Passage
“For I, Yahweh, don’t change; therefore you, sons of Jacob, are not consumed.
“For I, Yahweh, don’t change; therefore you, sons of Jacob, are not consumed.
Malachi 3:4 Then the offering of Judah and Jerusalem will be pleasant to Yahweh, as in the days of old, and as in ancient years.
Malachi 3:5 I will come near to you to judgment; and I will be a swift witness against the sorcerers, and against the adulterers, and against the perjurers, and against those who oppress the hireling in his wages, the widow, and the fatherless, and who deprive the foreigner of justice, and don’t fear me,” says Yahweh of Armies.
Malachi 3:6 “For I, Yahweh, don’t change; therefore you, sons of Jacob, are not consumed.
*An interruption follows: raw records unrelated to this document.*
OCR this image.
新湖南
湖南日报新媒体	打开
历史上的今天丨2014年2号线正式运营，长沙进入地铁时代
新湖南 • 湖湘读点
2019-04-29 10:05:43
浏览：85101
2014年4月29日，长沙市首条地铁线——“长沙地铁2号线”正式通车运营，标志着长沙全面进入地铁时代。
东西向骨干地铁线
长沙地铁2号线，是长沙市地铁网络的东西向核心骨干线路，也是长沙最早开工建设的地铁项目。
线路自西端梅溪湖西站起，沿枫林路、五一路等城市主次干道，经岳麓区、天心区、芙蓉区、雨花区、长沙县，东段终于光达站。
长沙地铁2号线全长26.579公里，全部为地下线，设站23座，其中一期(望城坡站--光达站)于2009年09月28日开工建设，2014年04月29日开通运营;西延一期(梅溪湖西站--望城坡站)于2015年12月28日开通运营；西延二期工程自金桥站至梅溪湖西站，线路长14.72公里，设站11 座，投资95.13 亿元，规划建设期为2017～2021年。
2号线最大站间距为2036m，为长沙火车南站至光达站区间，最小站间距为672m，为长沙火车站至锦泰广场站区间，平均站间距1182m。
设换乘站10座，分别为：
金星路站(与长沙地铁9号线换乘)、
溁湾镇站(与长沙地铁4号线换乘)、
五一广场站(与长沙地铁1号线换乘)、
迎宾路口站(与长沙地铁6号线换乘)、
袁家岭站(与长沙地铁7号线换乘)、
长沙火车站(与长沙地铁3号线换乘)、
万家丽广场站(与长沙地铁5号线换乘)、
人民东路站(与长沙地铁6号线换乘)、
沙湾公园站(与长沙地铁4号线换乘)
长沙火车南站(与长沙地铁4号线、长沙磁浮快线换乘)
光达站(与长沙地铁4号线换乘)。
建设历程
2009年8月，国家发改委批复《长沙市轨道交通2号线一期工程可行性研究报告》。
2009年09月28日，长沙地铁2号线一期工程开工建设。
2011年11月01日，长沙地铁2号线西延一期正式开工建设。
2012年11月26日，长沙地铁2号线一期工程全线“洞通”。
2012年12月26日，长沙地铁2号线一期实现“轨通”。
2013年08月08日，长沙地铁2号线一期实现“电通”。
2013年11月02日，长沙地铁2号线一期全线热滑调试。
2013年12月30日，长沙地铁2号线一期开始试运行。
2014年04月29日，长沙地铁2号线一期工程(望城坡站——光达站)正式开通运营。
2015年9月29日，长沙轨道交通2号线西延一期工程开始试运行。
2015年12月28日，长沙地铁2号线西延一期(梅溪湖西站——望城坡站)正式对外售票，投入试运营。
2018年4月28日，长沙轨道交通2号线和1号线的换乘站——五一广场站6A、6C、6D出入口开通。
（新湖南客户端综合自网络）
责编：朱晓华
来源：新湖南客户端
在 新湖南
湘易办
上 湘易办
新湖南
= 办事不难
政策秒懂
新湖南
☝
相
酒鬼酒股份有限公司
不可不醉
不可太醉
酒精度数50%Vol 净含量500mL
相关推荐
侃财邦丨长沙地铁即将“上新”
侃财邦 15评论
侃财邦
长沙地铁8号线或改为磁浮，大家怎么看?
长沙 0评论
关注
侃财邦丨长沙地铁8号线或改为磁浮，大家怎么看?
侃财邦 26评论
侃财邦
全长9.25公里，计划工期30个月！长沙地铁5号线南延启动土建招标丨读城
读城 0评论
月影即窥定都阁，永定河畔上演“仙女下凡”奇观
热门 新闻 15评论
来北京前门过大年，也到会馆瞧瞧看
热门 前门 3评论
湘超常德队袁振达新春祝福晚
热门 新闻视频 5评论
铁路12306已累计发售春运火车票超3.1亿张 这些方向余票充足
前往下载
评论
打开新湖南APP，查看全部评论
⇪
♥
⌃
Malachi 3:7 From the days of your fathers you have turned away from my ordinances, and have not kept them. Return to me, and I will return to you,” says Yahweh of Armies. “But you say, ‘How shall we return?’
Malachi 3:8 Will a man rob God? Yet you rob me! But you say, ‘How have we robbed you?’ In tithes and offerings.
The verse centers on "yahweh", "change", "therefore", "sons", "jacob", and "consumed". It is saying that the verse draws attention to "yahweh" and "change", so its meaning should be read from those terms before moving to application.
The nearby context moves from verse 5's "I will come near to you to..." into verse 7's "From the days of your fathers you...", so "yahweh" and "change" belong inside that flow. In Return to the LORD in Covenant Faithfulness, the local focus is covenant faithfulness, divine mercy, and judgment.
A plain takeaway is to answer the verse's own emphasis on "yahweh" and "change" with trust shaped by these words, not by a vague optimism outside the passage.